Plus on pénétrait dans la vieille partie de la ville, de moins en moins de gens étaient dans les environs. Bientôt, un grillage allait couvrir la rue commerçante. « La plupart des colonies israéliennes sont situées autour des villages palestiniens », m’a précisé Eyad. « Pas ici. Ils ont pris possession de nos maisons par la force. Et le grillage sert à nous protéger. » En effet, des objets de toutes sortes (bouteilles, roches, chaises) avaient été lancés par des colons fondamentalistes et étaient désormais éparpillés au-dessus de nos têtes. Plusieurs portes de boutiques étaient closes et soudées : « Soit les commerçants partent par peur, soit par menaces, soit par expulsions forcées », m’a expliqué Eyad. « Par exemple, derrière cette boutique, il y a une garderie pour les enfants de colons. »

Il y a environ 600 colons à Hébron et environ quatre fois plus de soldats pour assurer leur sécurité. Car bien entendu ils ne sont pas les bienvenus dans les environs. Mais cela ne signifie pas que les Palestiniens soient protégés par ces mêmes soldats. Les colons sont autorisés à déambuler dans les rues avec armes au cou. Agressions et batailles sont monnaie courante. C’est pour cette raison que l’on retrouve des observateurs internationaux pour « signaler toute situation inacceptable ». 

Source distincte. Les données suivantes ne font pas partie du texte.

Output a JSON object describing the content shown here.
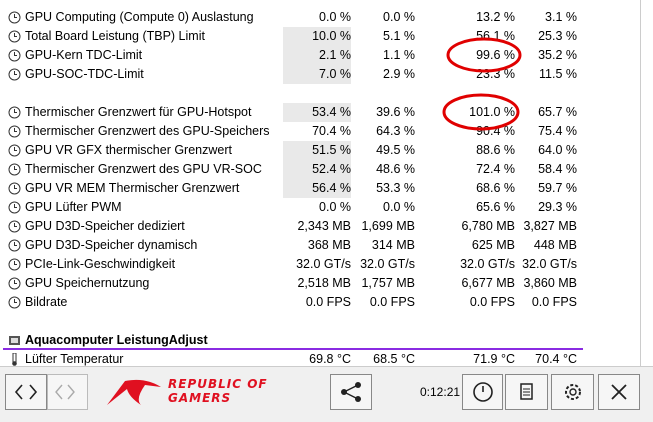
{
  "groups": [
    {
      "rows": [
        {
          "label": "GPU Computing (Compute 0) Auslastung",
          "values": [
            "0.0 %",
            "0.0 %",
            "13.2 %",
            "3.1 %"
          ]
        },
        {
          "label": "Total Board Leistung (TBP) Limit",
          "values": [
            "10.0 %",
            "5.1 %",
            "56.1 %",
            "25.3 %"
          ]
        },
        {
          "label": "GPU-Kern TDC-Limit",
          "values": [
            "2.1 %",
            "1.1 %",
            "99.6 %",
            "35.2 %"
          ]
        },
        {
          "label": "GPU-SOC-TDC-Limit",
          "values": [
            "7.0 %",
            "2.9 %",
            "23.3 %",
            "11.5 %"
          ]
        }
      ]
    },
    {
      "rows": [
        {
          "label": "Thermischer Grenzwert für GPU-Hotspot",
          "values": [
            "53.4 %",
            "39.6 %",
            "101.0 %",
            "65.7 %"
          ]
        },
        {
          "label": "Thermischer Grenzwert des GPU-Speichers",
          "values": [
            "70.4 %",
            "64.3 %",
            "90.4 %",
            "75.4 %"
          ]
        },
        {
          "label": "GPU VR GFX thermischer Grenzwert",
          "values": [
            "51.5 %",
            "49.5 %",
            "88.6 %",
            "64.0 %"
          ]
        },
        {
          "label": "Thermischer Grenzwert des GPU VR-SOC",
          "values": [
            "52.4 %",
            "48.6 %",
            "72.4 %",
            "58.4 %"
          ]
        },
        {
          "label": "GPU VR MEM Thermischer Grenzwert",
          "values": [
            "56.4 %",
            "53.3 %",
            "68.6 %",
            "59.7 %"
          ]
        },
        {
          "label": "GPU Lüfter PWM",
          "values": [
            "0.0 %",
            "0.0 %",
            "65.6 %",
            "29.3 %"
          ]
        },
        {
          "label": "GPU D3D-Speicher dediziert",
          "values": [
            "2,343 MB",
            "1,699 MB",
            "6,780 MB",
            "3,827 MB"
          ]
        },
        {
          "label": "GPU D3D-Speicher dynamisch",
          "values": [
            "368 MB",
            "314 MB",
            "625 MB",
            "448 MB"
          ]
        },
        {
          "label": "PCIe-Link-Geschwindigkeit",
          "values": [
            "32.0 GT/s",
            "32.0 GT/s",
            "32.0 GT/s",
            "32.0 GT/s"
          ]
        },
        {
          "label": "GPU Speichernutzung",
          "values": [
            "2,518 MB",
            "1,757 MB",
            "6,677 MB",
            "3,860 MB"
          ]
        },
        {
          "label": "Bildrate",
          "values": [
            "0.0 FPS",
            "0.0 FPS",
            "0.0 FPS",
            "0.0 FPS"
          ]
        }
      ]
    }
  ],
  "section": {
    "title": "Aquacomputer LeistungAdjust",
    "rows": [
      {
        "label": "Lüfter Temperatur",
        "values": [
          "69.8 °C",
          "68.5 °C",
          "71.9 °C",
          "70.4 °C"
        ]
      }
    ]
  },
  "toolbar": {
    "logo_top": "REPUBLIC OF",
    "logo_bottom": "GAMERS",
    "timer": "0:12:21"
  }
}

En retournant vers la partie plus récente de la ville, des soldats israéliens étaient en formation, armes braquées dans toutes les directions. Eyad me chuchote à l’oreille : « J’ai oublié ma pièce d’identité à la maison. Je pourrais avoir de gros ennuis s’ils me la demandent. On va traverser rapidement, mais ne les regarde pas dans les yeux. » Un soldat avait pointé son fusil vers nous alors que nous avancions à ses côtés. Mon coeur battait : je ne m’en faisais pas pour moi, mais pour lui. 

Départ pour Israël

Mon périple en Palestine tirait à sa fin. Après avoir entendu parler de l’occupation dans les médias et lors de plusieurs conférences, j’avais enfin vu de mes propres yeux ce que signifiait vivre sous occupation. Des droits humains sont bafoués, des terres sont grugées à chaque nouvelle construction de colonies, des ressources d’eau pompées à chaque heure. Chaque jour est un combat.
Au moment de monter dans le bus qui allait me mener à Jérusalem, car j’allais maintenant passer une semaine en Israël, j’ai dit à Mai et Shatha de prendre soin d’elles. Pas par paternalisme, mais seulement par souci de leur bien-être. Elles m’ont tout simplement répondu : « Ne t’en fais pas pour nous. Cela fait soixante-deux ans que nous vivons comme cela et nous n’avons pas l’intention d’abandonner ».